I came across the claim here which states that there are no complex semisimple Lie algebras of dimension $4$, $5$, or $7$. As the problem suggests, we can take a Cartan subalgebra $H$ and root system $\Phi$ so that $L=H\oplus(\oplus_{\alpha\in\Phi}L_\alpha)$ where $$L_\alpha=\{x\in L:(\forall h\in H)\ [h,x]=\alpha(h)x\}$$
As shown in Humphreys' Introduction to Lie Algebras, every $L_\alpha$ has dimension $1$, so $\dim(L)=\dim(H)+\vert\Phi\vert$. I know $\Phi$ spans $H^*$, so $\dim(H)\leq\vert\Phi\vert$. Furthermore, I know that for any $\alpha\in\Phi$, the only multiples of $\alpha$ in $\Phi$ are $\alpha$ and $-\alpha$. Since $\mathbb{C}$ has characteristic $0$, this implies $\vert\Phi\vert$ is even.
Finally, another fact which may be useful is that given nonzero vectors $x_\alpha\in L_\alpha$ and $y_\alpha\in L_{-\alpha}$, if we take $h_\alpha=[x_\alpha,y_\alpha]\in H$, then $x_\alpha$, $y_\alpha$, and $h_\alpha$ span a three-dimensional subspace of $L$ isomorphic to $\mathfrak{sl}(2,\mathbb{C})$. However, I am not sure how to connect these pieces to give the desired conclusion.
As a follow-up question, would the claim still be true if I replaced the field with an arbitrary field of characteristic $0$, or is it also necessary for the field to be algebraically closed?
Best Answer
One little fact that will help resolve this is that $\dim(H)=rank(\Phi)$, the rank of the root system.
Now the rest is done by a look at the classification of root systems.
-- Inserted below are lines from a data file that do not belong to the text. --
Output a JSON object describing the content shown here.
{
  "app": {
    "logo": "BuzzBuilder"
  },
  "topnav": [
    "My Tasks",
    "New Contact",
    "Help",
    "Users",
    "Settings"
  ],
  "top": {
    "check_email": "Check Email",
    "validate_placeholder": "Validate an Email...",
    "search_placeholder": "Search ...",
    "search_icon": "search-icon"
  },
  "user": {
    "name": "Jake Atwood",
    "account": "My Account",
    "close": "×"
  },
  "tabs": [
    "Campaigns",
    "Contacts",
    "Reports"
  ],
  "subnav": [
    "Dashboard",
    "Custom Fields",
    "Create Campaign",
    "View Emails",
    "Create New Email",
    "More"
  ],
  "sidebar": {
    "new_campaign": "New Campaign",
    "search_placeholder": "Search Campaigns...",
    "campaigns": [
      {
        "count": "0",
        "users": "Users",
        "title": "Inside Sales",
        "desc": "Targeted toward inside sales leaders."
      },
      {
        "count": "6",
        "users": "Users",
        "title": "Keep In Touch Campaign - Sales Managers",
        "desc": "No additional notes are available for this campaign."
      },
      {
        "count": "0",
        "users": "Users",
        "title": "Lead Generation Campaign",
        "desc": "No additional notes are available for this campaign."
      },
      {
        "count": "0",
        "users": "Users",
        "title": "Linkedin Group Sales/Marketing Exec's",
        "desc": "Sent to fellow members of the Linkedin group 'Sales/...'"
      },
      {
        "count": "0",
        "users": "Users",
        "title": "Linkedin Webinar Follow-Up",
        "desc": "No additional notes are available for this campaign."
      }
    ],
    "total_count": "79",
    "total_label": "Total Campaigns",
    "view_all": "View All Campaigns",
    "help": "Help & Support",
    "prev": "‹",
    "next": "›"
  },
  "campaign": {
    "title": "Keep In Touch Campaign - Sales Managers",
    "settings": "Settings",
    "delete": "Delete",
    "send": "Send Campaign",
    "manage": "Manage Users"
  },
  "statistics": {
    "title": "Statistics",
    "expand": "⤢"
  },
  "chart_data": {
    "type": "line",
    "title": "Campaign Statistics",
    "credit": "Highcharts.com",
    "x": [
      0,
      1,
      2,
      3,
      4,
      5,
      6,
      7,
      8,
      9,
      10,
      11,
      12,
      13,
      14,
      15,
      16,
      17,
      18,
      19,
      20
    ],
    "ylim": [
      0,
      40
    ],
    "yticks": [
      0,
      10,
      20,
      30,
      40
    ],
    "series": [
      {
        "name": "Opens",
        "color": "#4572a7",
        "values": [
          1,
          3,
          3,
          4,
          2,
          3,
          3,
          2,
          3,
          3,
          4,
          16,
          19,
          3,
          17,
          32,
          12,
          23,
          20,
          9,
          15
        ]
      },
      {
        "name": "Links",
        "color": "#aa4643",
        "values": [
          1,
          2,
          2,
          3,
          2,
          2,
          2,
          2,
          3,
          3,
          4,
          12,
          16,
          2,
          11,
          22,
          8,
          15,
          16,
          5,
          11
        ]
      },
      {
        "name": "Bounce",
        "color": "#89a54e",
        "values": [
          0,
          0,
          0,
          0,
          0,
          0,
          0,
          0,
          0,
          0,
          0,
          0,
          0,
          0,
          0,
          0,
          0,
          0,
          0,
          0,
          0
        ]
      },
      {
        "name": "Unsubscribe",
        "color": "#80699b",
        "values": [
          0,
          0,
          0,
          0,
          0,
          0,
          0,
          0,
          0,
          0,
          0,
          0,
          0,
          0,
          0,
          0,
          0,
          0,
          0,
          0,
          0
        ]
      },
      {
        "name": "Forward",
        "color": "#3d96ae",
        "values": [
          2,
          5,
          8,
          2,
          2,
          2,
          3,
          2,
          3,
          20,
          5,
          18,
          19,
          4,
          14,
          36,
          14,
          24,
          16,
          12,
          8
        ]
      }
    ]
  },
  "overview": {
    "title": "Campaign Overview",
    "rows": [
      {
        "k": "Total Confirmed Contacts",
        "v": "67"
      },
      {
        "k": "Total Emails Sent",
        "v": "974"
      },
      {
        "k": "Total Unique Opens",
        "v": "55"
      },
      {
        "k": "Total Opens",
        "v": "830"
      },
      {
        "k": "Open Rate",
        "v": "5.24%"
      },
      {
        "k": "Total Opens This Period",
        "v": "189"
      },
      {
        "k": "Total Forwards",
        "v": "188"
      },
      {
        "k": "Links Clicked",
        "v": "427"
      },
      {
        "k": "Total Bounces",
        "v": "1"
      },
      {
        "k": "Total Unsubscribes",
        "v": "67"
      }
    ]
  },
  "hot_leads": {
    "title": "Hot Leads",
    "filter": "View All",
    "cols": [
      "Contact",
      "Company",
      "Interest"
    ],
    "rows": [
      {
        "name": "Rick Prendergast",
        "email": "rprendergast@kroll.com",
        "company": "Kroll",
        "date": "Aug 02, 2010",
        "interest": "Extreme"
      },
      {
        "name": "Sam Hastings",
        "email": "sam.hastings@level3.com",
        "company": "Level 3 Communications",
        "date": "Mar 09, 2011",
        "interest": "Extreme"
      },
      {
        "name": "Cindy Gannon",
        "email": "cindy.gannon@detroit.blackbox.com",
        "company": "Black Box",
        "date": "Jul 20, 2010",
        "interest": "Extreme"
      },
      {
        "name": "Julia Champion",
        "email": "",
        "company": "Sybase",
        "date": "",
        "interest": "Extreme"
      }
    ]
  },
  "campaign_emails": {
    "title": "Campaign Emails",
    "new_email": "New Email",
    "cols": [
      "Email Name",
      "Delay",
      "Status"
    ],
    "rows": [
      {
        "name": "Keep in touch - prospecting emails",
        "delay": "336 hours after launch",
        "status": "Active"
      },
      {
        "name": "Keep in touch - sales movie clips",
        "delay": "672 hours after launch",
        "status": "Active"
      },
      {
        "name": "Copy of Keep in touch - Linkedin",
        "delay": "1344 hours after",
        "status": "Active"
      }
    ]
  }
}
If we don't have that ready, we can even get by with just the low-dimension / low-rank cases by hand:
A root system of rank $\ge 3$ must contain at least six roots (a basis and their negatives), so in this case we would already have $rank(\Phi)+\lvert \Phi\rvert \ge 9$ (usually much larger in fact, but dimension $9$ indeed occurs for $\mathfrak{sl}_2\oplus \mathfrak{sl}_2 \oplus \mathfrak{sl}_2$).
Root systems of rank $2$ are implicitly classified at the beginning of every lecture on root system when one discusses the relations which two roots can have to each other. Turns out the possibilities are $A_1 \times A_1, A_2, B_2=C_2$, and $G_2$; while the first indeed contains four roots and describes the semisimple, six-dimensional $\mathfrak{sl}_2 \oplus \mathfrak{sl}_2$, all the others contain $\ge 6$ roots and thus correspond to Lie algebras of dimension $\ge 2+6 =8$ (actually, $A_2$ corresponds to the $8$-dimensional $\mathfrak{sl}_3$, and $B_2=C_2$ to the $10$-dimensional $\mathfrak{so}_5 \simeq \mathfrak{sp}_4$; the dimension of the exceptional Lie algebra of type $G_2$ is $14=2+12$).
There's only one root system of rank $1$: $A_1$, which corresponds to the $3$-dimensional $\mathfrak{sl}_2$. So there's nothing that could make up a semisimple Lie algebra of dimension $4,5,$ or $7$ (or dimension $1$ or $2$, for that matter;
I'd think the next non-occurring dimension is $11$, edit: As Jason DeVito and Dietrich Burde point out in comments (thanks!), actually all higher dimensions do occur.)The above implicitly assumed that we work over an algebraically closed field of characteristic $0$. As YCor points out in a comment, this is enough to conclude for any base field $k$ of characteristic $0$. Namely, if $L$ is a semisimple Lie algebra over $k$ of $k$-dimension $n$, and $K\vert k$ is any field extension, then the scalar extension $L\otimes_k K$ is a semisimple Lie algebra of $K$-dimension $n$. Apply to an algebraic closure of $k$.